この本は第1と第2クール、第1話から第26話までのまとめということになっているが、第25話、第26話についての言及はほとんどない。恐らくこの本を作っているときにはまだこの回が出来ていなかったのだろう。特に第26話は、このアニメ中最も盛り上がり、このアニメを「面白い」と言わしめた回だったので、発売時期を遅らせてでも語って欲しかった。残念。

エウレカセブンにどっぷりの人手なくても、少しでもエウレカセブンに興味のある人にはお奨めの本だと思う。例えば各話の大まかな解説や用語集などもあるので、途中から見始めて最初の方の話を見ていない、などという人にもお奨め。


以下、ネタバレ込みの話で。

印象的だったのは安彦良和吉田健一の対談インタビュー。安彦の「察するに、演出とあなたの間に軋轢があるんじゃないの?」って、ぶっちゃけ過ぎ。他にも「第1話から順番に見て行って、第6話で『うーん、もういいな」って思ったっていう感じになったのね。それは率直にいって演出に対してなんですよ」とかかなり辛口。おっさんは怖いな。しかし中途半端に世辞で褒めるよりもこういうぶっちゃけたトークの方が面白くもあり。

たしかに、エウレカセブンは序盤・・・いや中盤直前までは「面白い・・・かも?」程度のアニメだった。つまらなくはないが、凄く面白いと言えるほどでもない、そんな感じ。動きが良かったり、ディテールがかっこよかったりはしたけれど、「本筋」が見えてこない。また特に序盤はいままでのアニメのオマージュというかパロディが強くてそれが鼻につくこともあった。序盤の月光号編はほのぼのまったりだったし、スカブ編もテンションはあまり高くなかった。

しかし、第25話でいきなり物語の雰囲気ががらりと変わり、「魅せる」演出になったと感じた。見ているだけでゾクゾクしてくるような言葉と映像。そして第26話でハジけた。私の語彙では何がどう、とうまく説明できないが、それまでのダラダラ感にもすべて意味があったと思わせるようなレントンエウレカの再開。いままで他の作品から借りてきていた「繋がり」だったものが、作品中での「繋がり」に変わり、その繋がりがようやくこの作品独自の模様を作りはじめた。この回だけで、エウレカセブンは存在価値を得た、と思う。

それまでは「とりあえず録画しておいて後で見る」程度だったが、今は「早く続きが見たい」と思うようになっているくらいだ。
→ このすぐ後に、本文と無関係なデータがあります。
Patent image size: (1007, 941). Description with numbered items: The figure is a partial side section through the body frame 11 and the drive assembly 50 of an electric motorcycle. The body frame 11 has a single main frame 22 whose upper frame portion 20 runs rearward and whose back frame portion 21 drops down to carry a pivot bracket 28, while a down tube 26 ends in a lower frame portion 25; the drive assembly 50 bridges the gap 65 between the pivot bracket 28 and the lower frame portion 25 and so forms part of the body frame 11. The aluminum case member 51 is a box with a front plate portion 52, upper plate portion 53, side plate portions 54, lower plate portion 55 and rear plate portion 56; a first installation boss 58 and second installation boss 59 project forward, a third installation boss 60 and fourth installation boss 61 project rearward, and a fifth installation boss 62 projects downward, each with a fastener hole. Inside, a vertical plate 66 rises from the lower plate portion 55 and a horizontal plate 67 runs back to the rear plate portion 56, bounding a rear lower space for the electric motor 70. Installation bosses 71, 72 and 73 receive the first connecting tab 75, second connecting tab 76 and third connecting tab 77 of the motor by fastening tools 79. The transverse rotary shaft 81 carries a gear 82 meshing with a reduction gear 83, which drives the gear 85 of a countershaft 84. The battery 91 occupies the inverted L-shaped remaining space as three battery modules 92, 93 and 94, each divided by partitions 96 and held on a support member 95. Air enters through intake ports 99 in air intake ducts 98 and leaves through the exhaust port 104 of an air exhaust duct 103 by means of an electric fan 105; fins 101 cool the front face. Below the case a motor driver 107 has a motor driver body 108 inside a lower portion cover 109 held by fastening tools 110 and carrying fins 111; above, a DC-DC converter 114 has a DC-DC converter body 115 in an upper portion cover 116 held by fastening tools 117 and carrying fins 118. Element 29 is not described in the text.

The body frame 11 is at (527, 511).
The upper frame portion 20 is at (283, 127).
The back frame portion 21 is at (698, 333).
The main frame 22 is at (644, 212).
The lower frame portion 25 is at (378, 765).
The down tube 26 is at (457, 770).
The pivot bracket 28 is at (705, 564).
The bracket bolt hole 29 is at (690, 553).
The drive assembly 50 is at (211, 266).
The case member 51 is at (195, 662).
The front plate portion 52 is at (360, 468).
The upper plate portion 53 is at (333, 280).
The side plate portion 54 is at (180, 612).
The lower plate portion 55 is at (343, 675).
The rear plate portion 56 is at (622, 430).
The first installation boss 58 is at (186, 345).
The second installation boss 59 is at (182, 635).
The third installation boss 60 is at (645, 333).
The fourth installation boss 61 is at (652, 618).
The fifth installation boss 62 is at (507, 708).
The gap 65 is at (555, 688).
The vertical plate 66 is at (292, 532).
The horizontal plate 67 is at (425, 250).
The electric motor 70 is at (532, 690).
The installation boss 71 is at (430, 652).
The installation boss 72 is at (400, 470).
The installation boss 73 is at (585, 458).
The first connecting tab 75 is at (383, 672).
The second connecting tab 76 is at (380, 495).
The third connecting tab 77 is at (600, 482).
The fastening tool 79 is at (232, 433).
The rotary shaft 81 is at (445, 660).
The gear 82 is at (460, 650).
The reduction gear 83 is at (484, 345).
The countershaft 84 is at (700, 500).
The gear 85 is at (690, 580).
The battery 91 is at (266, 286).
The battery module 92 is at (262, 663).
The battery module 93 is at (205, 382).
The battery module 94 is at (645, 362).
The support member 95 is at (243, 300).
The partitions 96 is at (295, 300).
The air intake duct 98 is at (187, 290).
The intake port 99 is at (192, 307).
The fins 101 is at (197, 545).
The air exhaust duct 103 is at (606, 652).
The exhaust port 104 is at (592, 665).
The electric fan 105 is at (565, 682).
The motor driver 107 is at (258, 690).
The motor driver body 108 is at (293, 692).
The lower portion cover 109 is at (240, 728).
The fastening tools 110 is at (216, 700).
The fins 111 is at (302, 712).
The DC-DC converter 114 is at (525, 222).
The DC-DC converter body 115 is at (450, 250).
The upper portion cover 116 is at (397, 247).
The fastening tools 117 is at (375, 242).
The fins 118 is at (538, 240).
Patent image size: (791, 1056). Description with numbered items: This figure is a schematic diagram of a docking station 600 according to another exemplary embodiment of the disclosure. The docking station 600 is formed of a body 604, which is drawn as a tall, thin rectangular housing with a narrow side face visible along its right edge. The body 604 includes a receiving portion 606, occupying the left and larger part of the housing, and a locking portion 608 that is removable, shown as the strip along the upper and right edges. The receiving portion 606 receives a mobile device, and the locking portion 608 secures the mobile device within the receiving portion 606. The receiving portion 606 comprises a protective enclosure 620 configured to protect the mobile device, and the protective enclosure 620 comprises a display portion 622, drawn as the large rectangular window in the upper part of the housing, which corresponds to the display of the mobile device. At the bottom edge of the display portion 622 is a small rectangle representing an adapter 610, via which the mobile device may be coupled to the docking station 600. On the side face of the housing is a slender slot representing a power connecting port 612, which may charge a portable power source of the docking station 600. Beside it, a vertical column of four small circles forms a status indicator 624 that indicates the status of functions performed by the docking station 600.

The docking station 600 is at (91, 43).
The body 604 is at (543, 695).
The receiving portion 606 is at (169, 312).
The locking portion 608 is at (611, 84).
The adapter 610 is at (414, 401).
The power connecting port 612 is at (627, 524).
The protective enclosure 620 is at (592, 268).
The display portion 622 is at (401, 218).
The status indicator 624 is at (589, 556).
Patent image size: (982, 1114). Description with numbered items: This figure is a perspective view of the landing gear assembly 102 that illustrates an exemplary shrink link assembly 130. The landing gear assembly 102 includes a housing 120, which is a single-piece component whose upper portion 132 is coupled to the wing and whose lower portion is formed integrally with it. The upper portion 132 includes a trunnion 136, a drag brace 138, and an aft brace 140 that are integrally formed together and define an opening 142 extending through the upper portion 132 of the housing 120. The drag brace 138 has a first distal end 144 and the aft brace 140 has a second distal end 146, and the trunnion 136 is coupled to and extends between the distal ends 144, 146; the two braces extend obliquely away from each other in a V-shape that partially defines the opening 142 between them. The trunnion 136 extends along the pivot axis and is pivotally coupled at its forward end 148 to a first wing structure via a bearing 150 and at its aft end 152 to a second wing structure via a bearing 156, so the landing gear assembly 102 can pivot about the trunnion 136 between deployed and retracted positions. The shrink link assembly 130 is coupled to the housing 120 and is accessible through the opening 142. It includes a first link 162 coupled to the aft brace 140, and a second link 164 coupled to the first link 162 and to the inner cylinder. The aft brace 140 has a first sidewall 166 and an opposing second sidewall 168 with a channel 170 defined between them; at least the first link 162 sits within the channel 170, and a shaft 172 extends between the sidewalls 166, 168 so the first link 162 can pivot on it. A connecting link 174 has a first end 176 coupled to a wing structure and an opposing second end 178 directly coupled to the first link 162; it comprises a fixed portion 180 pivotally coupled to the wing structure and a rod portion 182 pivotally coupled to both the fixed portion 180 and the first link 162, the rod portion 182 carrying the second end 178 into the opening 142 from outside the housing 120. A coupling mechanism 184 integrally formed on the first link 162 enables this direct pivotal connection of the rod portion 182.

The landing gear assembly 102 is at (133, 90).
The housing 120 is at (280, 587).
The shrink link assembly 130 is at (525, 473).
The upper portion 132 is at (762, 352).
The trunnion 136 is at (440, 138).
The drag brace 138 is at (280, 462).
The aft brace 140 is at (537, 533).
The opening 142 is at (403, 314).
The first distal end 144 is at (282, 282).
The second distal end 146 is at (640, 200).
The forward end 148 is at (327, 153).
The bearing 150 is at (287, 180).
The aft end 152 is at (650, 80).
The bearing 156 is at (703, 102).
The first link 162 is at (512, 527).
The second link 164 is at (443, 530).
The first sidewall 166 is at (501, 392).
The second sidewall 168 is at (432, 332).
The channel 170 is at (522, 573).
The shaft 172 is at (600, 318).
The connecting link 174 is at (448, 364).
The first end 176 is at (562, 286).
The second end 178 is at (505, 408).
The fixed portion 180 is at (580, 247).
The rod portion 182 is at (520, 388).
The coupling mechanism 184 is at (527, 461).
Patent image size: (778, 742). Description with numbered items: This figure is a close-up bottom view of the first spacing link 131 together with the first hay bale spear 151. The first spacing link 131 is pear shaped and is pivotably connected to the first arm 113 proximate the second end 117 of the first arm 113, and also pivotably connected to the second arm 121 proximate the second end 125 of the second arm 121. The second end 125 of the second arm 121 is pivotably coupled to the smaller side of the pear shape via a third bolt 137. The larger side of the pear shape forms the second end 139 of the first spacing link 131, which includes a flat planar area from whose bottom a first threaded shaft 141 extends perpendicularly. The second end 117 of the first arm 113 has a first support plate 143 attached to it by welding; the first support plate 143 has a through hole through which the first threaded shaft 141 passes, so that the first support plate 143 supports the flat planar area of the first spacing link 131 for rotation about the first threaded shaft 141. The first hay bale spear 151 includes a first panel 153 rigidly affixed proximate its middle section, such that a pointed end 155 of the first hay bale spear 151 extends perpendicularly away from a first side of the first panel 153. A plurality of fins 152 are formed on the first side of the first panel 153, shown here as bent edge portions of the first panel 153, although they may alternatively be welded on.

ああ、安彦良和の話だったのに脱線してしまった。つまりはそういうわけで彼が言っている序盤のダラダラ感はわかる。それを真正面から突っ込んでいるのはこの本の中では安彦だけだった。しかしそのアニメにとって不利な話をあえて掲載するというこの本のスタンスは評価できると思う*1

演出とアニメーターの間に軋轢はあったようだが、ここ数話の勢いからして、その軋轢はもう乗り越えられたのではないだろうかと、勝手に期待している。


あとは気がついた細かい突っ込みどころ。

第2話でホランドが「ねだるな、勝ち取れ、さすれば与えられん」という言葉を師匠から聞いた、という台詞があったが、この師匠について、アドロックであるという解説*2とチャールズであるという解説*3が両方載っていた。実際にはどちらなんだろうか。アドロック→チャールズ→ホランドという経路なのか、それともホランドが直接アドロックに師事していたのか。ま、今後明らかになるだろうけど。

p.124のニルバーシュの手の解説で「手のひらは柔らかいカバーで覆われており、手の甲には硬い装甲が付いている」とあるが、設定画の方には「手の平側は硬い」「手の甲側はやわらかいカバーでおおっている」と書いてる。設定画を見ると確かに手の平の方が硬そう。

p.149の変なSD-LFO占いで。最後のサマナー・ターミナスR606の日付が、2.19→2.20になってる。1日しかねーのかよ! って3.30の間違いだろうけど。って何で誤植まで見つけちゃってんだろ。

あとこれは公式ホムペの方でも訂正記事が出てたけど、「角川エウレカキャンペーン」の応募券に「見本」の文字が入ってしまっている。

関連

*1:ま、対談だから勝手に削ることができなかった、ってのもあるんだろうけど。

*2:p.22 中央付近「アドロックが呼んでいるぜ」の解説。